С другой стороны, союзники имели все необходимое, а ресурсы, которыми располагало союзное командование в Соединенных Штатах и в Британской империи, были настолько велики, что оказалось возможным передать России огромное количество военных материалов. Не следует забывать, что сама Россия превосходила западных союзников в производстве артиллерийских орудий и танков.
Подавляющее экономическое превосходство противника и наша неспособность отразить его воздушные налеты ясно показывали, что у нас нет никаких шансов на победоносное завершение войны. Я не обвиняю промышленность Германии. Ее достижения были огромны, но все же она не могла соперничать с производственной мощью Соединенных Штатов, Британской империи и Советского Союза. Война одновременно с тремя этими державами была для Германии безумием и могла иметь только один исход.
Утверждение, что войну можно было бы выиграть, если бы не было предательства и саботажа, опровергается приведенными выше фактами. Даже если допустить, что саботаж действительно имел место, то и тогда мы должны будем признать, что он мог ускорить проигрыш войны, но не был основной причиной нашего поражения. Утверждают, что саботажники, принадлежавшие к оппозиции, делали все от них зависящее, чтобы ускорить разгром Германии. Заявляют, что они мешали производству вооружения и боеприпасов и отдавали вредительские распоряжения, поддерживали связь с противником, всячески тормозили отправку на фронт пополнений. Но вся литература о движении Сопротивления, включая произведения враждебно настроенных писателей, не содержит ни одного доказательства, что на фронте когда-либо проводился саботаж. Отдельные случаи имели место незадолго до начала войны, в начале кампании во Франции и в последние месяцы войны, когда члены движения Сопротивления устанавливали политические контакты с противником. Это все (...)».
Эта цитата топ-менеджера ЗАО «Европа» здесь приводится как переход к следующей теме исследования:
«Движение «Сопротивления» в Европе». Ведь если провести обычное конвертирование терминов, связанное с переходом на противоположную точку зрения, меняя «подлых шпионов» на «храбрых разведчиков», то упомянутые Шпеером выше «предатели и саботажники» — это и есть те деятели Сопротивления, «вклад которых в общую...» или, скажем, «помощь» которых советской Победе мы пытаемся оценить.
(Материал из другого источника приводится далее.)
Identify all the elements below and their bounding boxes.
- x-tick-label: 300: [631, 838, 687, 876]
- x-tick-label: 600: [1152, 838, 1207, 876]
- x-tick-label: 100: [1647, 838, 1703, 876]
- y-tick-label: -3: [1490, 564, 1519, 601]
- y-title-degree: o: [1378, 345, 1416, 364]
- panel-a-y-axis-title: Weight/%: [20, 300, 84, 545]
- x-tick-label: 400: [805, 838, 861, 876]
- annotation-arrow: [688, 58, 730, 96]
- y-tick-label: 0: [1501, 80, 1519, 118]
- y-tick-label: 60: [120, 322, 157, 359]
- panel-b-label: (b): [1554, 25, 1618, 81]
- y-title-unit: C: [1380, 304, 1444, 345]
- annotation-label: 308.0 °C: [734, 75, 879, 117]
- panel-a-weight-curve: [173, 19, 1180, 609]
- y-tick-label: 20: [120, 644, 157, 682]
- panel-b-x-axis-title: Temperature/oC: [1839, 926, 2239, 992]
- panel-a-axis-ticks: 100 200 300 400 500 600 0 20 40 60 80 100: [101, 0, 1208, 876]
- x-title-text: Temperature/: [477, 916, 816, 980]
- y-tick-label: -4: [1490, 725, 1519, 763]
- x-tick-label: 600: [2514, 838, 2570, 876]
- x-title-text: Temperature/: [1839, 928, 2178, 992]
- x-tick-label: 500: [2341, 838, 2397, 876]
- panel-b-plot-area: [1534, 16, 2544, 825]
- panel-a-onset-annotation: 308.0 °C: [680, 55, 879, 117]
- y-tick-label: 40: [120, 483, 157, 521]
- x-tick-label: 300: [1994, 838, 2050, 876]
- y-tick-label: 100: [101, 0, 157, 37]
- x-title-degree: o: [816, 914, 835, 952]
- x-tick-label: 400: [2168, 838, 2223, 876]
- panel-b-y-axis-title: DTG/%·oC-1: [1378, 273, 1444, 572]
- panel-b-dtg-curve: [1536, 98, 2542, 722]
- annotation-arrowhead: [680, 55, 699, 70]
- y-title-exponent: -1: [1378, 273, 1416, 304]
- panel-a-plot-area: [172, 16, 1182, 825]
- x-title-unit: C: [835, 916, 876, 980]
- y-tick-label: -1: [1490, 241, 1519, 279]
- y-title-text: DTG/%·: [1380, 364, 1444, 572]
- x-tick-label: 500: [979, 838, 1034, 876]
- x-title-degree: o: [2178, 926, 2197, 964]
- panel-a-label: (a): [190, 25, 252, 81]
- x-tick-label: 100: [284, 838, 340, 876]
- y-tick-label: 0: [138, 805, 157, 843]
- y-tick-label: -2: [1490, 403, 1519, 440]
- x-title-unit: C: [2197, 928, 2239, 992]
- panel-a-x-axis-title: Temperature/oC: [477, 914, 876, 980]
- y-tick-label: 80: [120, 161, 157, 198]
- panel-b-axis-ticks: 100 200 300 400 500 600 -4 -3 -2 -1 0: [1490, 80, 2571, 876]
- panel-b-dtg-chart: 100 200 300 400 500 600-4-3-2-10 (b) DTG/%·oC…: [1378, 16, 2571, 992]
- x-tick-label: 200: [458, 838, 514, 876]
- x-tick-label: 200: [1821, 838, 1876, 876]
И вот она — важнейшая оценка допрашиваемого рейхсминистра: «...так, особо не досаждали». А гипотезу о «решающем вкладе саботажников» он, Шпеер, опровергает уже энергично и категорически.
Убийственное, если вдуматься, для «либеральной Европы» свидетельство. И главное — это самое квалифицированное, итоговое свидетельство. Но важность темы не позволяет ограничиться лишь сей оценкой. В огромном историческом пласте мы наверняка отыщем и другие, может, даже противоположные оценки. Эта же, шпееровская, важна именно как общесистемный взгляд, взгляд человека, имевшего дело только с макроэкономическими проблемами Объединенной Европы. Потенциал стран, отраслей, выстраивание оптимальных связей, пути сообщений и уроны от бомбежек, захваты и потери месторождений... в общем, с этих высот Сопротивление было слаборазличимо, точнее — незаметно.
Еще один топ-менеджер, начальник Генерального штаба вермахта, генерал Гальдер:
«Мой главнокомандующий и я выступали против Гитлера всякий раз, когда нужно было помешать ему принять решение, которое, по нашему мнению, было невыгодно для Германии и армии. Но все, в чем нуждались войска для выполнения их трудных и тяжелых задач, всегда отправлялось на фронт. В борьбе с Гитлером мы никогда не шли на действия, которые могли бы причинить какой-либо вред нашим войскам на фронте.